The accumulated evidence of a relationship between cerebral edema and poor outcomes following aSAH argues for the importance of a specific understanding of cerebral edema as a pathologic entity in aSAH. Although a large number of candidate therapies are under investigation, the lack of a unified molecular theory of cerebral edema formation hampers their development, leading to paradoxical or inconsistent findings. While good clinical evidence supports ischemic injury as the primary mediator of early global cerebral edema, molecular studies are needed to provide a precise framework for how this edema develops at a mechanistic level.

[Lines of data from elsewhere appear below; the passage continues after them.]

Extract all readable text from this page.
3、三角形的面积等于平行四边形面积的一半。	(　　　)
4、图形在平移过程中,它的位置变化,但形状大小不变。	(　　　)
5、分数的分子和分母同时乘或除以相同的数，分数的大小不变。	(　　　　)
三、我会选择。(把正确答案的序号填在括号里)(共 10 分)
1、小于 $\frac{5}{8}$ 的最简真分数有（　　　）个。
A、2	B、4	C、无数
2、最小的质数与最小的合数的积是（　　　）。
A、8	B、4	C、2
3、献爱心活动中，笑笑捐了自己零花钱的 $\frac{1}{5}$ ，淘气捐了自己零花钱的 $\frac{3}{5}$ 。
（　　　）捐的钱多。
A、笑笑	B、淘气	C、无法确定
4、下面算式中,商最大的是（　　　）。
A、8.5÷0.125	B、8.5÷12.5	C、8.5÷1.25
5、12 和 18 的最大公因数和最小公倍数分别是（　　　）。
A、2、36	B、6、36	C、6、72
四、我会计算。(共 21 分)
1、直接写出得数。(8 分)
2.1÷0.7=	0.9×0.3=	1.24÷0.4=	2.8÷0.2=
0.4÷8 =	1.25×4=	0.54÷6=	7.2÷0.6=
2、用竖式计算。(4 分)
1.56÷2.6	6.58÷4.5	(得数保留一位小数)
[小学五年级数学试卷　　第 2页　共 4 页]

A better understanding of molecular mechanisms of early edema formation in aSAH could accelerate the translation of experimental therapies to patients. Conversely, although experimental models support a number of mechanisms of late edema formation, including inflammation and autoregulatory dysfunction, further clinical studies are needed to determine which of these mechanisms predominate in clinical practice so as to help focus experimental work. Given the importance of edema to the outcome of patients with aSAH and its status as a highly modifiable pathological process, a better understanding of cerebral edema in aSAH would not only hasten the development of medical therapies, but also likely improve outcomes in this frequently devastating disease.